Феликс улыбается, широко и дружелюбно, бесконечно мягко, и через час они с Чимином чуть ли не лучшие друзья, и Тэхён отмечает с неудовольствием, что они даже похожи чем-то (ростом, ехидничает его внутреннее я, и это Тэхёну тоже не нравится, как будто он недоволен тем альфой, что предназначен ему судьбой, но он же… он же…).
– Он тебе хотя бы нравится? – на Мёндоне они с Юнги чуть отстают от живо что-то обсуждающих Феликса с Чимином, и не то чтобы Тэхён не ждал от Юнги какого-нибудь такого жестокого вопроса.
– Нравится, – Тэхён цедит это сквозь сжатые зубы, и понимает с удивлением, что страшно зол.
Зол на Юнги, причем.
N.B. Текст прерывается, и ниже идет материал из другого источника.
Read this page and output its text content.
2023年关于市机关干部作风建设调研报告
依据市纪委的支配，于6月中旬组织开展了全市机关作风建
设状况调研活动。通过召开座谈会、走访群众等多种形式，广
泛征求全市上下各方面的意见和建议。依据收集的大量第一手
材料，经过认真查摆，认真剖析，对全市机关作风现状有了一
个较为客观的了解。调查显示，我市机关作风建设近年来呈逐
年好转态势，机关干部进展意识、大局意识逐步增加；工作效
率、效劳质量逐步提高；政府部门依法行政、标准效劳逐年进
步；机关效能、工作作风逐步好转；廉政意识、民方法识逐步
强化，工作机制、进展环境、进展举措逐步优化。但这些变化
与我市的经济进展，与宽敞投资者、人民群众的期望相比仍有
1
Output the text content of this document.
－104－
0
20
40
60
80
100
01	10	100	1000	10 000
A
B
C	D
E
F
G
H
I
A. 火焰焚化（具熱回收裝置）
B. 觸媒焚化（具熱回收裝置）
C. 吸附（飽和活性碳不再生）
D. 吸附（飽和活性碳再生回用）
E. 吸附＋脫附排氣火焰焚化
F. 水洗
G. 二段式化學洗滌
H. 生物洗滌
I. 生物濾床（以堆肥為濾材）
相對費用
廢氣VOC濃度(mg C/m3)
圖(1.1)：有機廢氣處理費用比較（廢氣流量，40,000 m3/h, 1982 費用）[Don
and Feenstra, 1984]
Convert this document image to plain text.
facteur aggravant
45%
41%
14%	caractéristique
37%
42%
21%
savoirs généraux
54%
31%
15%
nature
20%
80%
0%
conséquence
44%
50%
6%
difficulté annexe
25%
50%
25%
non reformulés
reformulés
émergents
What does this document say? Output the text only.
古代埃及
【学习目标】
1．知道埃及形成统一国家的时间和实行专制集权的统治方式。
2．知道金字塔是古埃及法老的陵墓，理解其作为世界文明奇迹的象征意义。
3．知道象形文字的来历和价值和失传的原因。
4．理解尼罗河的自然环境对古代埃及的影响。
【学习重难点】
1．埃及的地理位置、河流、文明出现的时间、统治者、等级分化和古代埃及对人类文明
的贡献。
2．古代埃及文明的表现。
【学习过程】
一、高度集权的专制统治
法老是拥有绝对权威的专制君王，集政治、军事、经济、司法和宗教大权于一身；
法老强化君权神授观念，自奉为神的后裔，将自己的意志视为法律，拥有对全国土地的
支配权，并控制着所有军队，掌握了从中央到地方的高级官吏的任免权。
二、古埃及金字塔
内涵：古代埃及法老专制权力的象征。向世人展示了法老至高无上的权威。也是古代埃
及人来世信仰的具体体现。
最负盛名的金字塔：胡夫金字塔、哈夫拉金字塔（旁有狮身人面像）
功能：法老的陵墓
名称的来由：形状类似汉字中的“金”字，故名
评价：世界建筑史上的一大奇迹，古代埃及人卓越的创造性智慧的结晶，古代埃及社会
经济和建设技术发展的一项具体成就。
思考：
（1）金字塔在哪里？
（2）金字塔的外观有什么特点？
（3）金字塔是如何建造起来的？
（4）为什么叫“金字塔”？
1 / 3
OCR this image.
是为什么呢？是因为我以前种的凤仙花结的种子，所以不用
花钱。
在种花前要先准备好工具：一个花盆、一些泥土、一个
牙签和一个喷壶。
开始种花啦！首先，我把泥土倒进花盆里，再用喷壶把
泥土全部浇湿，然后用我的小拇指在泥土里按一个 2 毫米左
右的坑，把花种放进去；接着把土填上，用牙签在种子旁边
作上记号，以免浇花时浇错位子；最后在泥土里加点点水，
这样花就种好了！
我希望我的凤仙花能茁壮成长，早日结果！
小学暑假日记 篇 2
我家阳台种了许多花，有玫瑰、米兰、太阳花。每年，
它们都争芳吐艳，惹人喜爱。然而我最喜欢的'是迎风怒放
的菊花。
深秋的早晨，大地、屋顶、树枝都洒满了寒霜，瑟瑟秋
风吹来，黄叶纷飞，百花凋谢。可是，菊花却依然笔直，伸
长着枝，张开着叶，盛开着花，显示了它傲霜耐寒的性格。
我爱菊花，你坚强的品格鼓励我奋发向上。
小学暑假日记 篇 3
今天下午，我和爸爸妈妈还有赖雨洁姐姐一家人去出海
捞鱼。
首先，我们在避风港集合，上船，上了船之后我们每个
Что-то вроде – не лезь со своим больным неадекватным опытом в мою красивую, чёрт подери, жизнь.
– А выглядит, как будто нет, – Юнги пожимает плечами, и добавляет едко, – что, предназначение оказалось не таким радужно-розовым облачком как ты воображал всю жизнь?
– Ты такой козёл, хён, не удивительно, что Чимин от тебя столько бегал.
Юнги даже не вздрагивает, косится на него, вздыхает, похлопывает по плечу. Сочувствует. Сочувствует, мать его. Это самое худшее. Тэхён чувствует себя бесконечно униженным и разбитым.
Отойди нахер от моего счастья со своим сочувствием. Мне всё нравится. Он обнимает меня, жмётся носом к шее, улыбается и говорит, что я красивый. Отойди. Отойди. Отойди немедленно.
…за эти четыре недели с Феликсом Тэхён выматывается сильнее, чем за всю предыдущую жизнь.
Ну что тебе не так.
– Хён, – говорит Феликс, обнимает сзади, кладет подбородок на плечо, – у меня курс по обмену заканчивается через две недели. Я уеду домой, хён.
Тэхён застывает над сковородкой и перестает мешать жарящийся с овощами рис.